First working prototype of cdn integration very basic.
http://drupalcode.org/project/parallel_css.git/commit/6f62c02

pretty much we still have to go to
@ /admin/settings/advagg/parallel-css
Check the box [X] use available cdn mapping and cdn_pick_server of cdn

this doesnt do the following CDN features:
a.) CDN supports HTTPS
b.) Drupal paths entered in this blacklist will not serve any files from the CDN. This blacklist is applied for all users.
c.) Drupal paths entered in this blacklist will not serve any files from the CDN. This blacklist is applied for authenticated users only.

Peter Bowey’s picture

chriscalip’s picture

this doesnt do the following CDN features:
a.) CDN supports HTTPS
b.) Drupal paths entered in this blacklist will not serve any files from the CDN. This blacklist is applied for all users.
c.) Drupal paths entered in this blacklist will not serve any files from the CDN. This blacklist is applied for authenticated users only.

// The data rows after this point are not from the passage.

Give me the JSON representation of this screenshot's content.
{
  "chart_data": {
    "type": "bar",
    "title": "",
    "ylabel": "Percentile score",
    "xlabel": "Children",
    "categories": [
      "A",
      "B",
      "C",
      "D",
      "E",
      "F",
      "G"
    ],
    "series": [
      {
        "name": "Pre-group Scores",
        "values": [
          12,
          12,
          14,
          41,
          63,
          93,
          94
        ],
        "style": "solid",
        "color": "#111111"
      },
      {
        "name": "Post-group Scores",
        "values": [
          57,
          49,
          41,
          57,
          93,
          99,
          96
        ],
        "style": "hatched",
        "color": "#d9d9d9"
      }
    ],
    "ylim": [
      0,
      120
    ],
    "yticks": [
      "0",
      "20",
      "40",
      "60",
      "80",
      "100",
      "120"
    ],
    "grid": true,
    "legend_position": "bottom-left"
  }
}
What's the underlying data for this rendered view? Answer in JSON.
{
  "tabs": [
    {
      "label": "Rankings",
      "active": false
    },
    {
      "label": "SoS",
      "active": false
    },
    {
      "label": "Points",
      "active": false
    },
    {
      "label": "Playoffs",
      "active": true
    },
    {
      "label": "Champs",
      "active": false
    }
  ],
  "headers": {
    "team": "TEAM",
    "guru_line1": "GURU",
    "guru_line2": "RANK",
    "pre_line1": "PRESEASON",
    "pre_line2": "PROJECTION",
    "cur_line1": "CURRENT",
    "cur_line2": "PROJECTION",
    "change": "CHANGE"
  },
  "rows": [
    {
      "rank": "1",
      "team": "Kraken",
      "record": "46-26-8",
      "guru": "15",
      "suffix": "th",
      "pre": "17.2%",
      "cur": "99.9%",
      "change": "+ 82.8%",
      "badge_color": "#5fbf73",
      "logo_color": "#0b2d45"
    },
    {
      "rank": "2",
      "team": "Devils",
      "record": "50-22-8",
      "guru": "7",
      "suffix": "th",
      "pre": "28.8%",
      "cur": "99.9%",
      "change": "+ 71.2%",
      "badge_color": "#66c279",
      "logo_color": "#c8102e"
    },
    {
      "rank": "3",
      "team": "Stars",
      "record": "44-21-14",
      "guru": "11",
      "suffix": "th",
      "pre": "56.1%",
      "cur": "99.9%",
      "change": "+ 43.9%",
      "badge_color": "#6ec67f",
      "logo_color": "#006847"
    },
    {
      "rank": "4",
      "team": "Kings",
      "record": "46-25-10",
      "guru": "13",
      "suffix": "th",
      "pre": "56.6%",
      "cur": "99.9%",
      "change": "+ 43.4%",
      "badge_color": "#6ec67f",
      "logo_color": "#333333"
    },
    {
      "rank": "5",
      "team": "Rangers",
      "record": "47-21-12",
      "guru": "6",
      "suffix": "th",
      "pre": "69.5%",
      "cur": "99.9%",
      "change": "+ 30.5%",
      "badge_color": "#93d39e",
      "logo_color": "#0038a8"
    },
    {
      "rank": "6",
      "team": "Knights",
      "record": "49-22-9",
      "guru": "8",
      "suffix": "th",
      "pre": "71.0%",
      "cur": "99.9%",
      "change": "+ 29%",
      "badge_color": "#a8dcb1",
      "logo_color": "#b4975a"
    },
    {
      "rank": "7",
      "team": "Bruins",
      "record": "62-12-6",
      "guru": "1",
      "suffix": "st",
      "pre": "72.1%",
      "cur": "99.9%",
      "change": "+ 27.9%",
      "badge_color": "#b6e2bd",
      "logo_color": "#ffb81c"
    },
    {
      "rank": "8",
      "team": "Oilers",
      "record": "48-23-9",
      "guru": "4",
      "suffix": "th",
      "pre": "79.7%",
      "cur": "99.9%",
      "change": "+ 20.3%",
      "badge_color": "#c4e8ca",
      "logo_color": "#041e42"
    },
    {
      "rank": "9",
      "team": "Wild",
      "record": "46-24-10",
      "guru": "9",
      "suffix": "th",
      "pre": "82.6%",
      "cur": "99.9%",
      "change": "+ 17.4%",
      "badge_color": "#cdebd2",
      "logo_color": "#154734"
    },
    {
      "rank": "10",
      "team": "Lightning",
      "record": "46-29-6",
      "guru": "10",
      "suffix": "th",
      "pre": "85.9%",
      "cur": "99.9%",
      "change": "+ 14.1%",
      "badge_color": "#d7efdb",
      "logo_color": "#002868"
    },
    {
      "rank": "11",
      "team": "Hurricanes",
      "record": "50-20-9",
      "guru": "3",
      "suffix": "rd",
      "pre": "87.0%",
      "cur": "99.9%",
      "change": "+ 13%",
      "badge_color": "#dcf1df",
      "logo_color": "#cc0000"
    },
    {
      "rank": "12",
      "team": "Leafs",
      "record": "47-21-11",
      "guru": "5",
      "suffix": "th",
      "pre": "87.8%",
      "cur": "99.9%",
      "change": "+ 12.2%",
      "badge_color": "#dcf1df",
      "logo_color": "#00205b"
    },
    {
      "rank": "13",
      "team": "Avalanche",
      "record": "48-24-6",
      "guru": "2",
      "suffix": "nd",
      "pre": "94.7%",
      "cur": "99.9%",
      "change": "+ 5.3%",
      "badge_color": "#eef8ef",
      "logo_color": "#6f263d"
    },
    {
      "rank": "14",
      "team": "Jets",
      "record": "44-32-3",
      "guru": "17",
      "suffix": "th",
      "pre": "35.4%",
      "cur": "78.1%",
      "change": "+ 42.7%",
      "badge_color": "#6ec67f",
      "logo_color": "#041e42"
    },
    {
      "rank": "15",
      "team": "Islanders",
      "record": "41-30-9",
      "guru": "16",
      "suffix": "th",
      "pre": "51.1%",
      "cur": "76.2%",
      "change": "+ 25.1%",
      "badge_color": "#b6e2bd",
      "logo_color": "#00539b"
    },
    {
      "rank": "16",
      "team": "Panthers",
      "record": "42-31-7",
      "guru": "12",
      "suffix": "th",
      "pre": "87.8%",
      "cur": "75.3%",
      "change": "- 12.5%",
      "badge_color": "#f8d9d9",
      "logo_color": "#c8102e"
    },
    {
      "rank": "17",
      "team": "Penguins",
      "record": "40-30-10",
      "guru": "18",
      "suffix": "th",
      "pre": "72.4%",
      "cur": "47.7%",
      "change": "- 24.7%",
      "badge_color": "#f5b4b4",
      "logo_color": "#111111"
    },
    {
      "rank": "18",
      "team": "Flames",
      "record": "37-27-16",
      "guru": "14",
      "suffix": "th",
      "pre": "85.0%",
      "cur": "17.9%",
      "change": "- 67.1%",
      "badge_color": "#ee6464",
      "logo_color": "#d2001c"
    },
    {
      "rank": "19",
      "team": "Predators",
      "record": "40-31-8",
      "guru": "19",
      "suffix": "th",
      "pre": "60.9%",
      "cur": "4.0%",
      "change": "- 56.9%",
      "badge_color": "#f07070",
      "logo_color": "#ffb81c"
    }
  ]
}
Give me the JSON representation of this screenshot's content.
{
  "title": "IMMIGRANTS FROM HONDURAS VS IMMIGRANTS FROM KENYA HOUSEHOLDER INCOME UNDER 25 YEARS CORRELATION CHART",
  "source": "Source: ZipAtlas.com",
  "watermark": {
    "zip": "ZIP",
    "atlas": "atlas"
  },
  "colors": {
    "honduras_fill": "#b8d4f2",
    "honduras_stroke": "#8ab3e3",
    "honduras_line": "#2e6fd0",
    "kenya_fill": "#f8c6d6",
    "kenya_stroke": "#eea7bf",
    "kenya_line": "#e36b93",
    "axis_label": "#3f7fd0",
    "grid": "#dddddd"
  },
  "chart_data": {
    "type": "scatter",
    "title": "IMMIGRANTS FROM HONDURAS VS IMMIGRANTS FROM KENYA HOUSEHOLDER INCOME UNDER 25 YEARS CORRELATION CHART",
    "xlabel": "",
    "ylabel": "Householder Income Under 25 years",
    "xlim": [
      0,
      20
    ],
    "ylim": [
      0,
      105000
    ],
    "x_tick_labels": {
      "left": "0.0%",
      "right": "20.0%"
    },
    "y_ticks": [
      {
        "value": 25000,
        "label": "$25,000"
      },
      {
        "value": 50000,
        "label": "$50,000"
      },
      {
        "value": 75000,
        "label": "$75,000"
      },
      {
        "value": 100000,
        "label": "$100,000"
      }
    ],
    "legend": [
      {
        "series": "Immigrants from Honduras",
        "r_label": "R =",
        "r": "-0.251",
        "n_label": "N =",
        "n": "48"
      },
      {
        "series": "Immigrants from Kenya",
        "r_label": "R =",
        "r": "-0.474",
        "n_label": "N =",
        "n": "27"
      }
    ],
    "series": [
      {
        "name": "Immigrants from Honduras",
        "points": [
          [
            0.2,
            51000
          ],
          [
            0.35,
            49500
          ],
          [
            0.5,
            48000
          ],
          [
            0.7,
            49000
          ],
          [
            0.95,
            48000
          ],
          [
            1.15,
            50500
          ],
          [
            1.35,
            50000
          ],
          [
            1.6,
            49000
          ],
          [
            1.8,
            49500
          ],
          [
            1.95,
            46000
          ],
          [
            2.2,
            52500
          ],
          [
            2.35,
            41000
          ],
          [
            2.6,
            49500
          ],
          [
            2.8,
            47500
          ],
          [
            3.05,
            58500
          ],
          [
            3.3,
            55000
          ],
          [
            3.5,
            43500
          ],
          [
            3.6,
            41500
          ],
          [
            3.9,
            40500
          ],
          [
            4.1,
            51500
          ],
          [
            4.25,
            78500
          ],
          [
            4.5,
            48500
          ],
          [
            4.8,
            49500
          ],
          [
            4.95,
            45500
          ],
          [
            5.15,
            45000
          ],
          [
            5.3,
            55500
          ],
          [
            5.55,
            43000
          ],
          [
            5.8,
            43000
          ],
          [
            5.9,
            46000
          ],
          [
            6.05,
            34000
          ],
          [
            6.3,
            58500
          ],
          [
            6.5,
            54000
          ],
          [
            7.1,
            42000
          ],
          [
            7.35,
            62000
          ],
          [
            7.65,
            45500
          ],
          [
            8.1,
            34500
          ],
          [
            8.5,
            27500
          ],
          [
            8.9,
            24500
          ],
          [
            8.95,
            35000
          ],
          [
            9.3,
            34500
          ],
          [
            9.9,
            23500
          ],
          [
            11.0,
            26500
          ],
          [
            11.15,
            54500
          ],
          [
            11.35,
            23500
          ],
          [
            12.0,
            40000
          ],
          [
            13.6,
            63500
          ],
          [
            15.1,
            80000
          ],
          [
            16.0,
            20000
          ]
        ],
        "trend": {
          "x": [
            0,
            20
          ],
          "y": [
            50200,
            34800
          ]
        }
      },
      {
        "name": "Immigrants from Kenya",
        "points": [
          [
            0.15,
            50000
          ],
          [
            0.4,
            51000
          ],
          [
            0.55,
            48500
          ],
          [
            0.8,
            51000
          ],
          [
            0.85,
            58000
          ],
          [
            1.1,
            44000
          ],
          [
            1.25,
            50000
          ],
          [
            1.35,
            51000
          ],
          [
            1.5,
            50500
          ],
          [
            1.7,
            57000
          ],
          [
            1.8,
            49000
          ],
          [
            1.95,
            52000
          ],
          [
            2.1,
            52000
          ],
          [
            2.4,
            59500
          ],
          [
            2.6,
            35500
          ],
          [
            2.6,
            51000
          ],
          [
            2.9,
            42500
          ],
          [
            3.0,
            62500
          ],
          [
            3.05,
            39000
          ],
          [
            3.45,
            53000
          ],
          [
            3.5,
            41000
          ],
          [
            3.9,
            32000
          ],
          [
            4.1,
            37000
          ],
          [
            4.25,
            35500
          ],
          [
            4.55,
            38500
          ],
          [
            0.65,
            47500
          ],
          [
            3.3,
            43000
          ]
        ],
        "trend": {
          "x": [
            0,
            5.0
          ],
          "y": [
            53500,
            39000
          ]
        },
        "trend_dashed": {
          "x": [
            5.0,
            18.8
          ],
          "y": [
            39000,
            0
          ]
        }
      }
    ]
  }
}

These will prolly have to be other issues. Right now, I dont know how to pull these off.

mikeytown2’s picture

Why are you copying the cdn_file_url_alter function? Just require the CDN module and be done with it. Or am I missing something? Run the image references in the CSS through file_create_url or if they are running CDN on a non patched drupal, detect it by stealing the first part of cdn_init() (variable_get(CDN_THEME_LAYER_FALLBACK_VARIABLE, FALSE) == TRUE) and then call cdn_file_url_alter directly.

Have it look something like this

  // CDN Support.
  if (module_exists('cdn')) {
    $status = variable_get(CDN_STATUS_VARIABLE, CDN_DISABLED);
    if (($status == CDN_ENABLED || ($status == CDN_TESTING && user_access(CDN_PERM_ACCESS_TESTING))) && !variable_get(CDN_THEME_LAYER_FALLBACK_VARIABLE, FALSE)) {
      if (variable_get(CDN_THEME_LAYER_FALLBACK_VARIABLE, FALSE) == TRUE) {
        return cdn_file_url_alter($path);
      }
      else {
        return file_create_url($path);
      }
    }
  }
  else {
    // "Simple" fallback if CDN is not installed. Don't re-implement a modules logic.
  }
chriscalip’s picture

doh! or even better

$cdn_replacement = advagg_build_uri($path);

Incidentally this is the one prone to let the relative urls in ../.. which causes a bug like http://drupal.org/node/1183062

I am hoping that somewhere in the process advagg_build_css_bundle always gets run.

mikeytown2’s picture

Good idea!
I've added in the fallback logic on my end so advagg_build_uri() looks a lot like #48 (#1185786: allow for URLs to get CDN-ed even if cdn patch is not applied). As for #1183062: Support for URI (path) rather than Domain, how that works is configurable in the CDN module. The reason why it wasn't working is by default CDN disables it's self on all paths that start with admin/*; I have a special case to handle those now.

chriscalip’s picture

Peter Bowey’s picture

@chriscalip
@mikeytown2

Nice teamwork Mike and Chris!

@chriscalip, your module may have possibly saved me from moving my D6 Core to D7 (a long story within...) .. :)

@mikeytown2, the updated advagg_build_uri() you applied has made the 'great Code Sun' shine here :)
see http://drupal.org/node/1185786. Great, see my comment above to Chris.

Many thanks for a useful module Chris, additionally - we have learned some 'cool stuff'.
Teamwork = Cool!

chriscalip’s picture

it was! lets do it again sometime.

chriscalip’s picture

Status: Active » Fixed

Status: Fixed » Closed (fixed)

Automatically closed -- issue fixed for 2 weeks with no activity.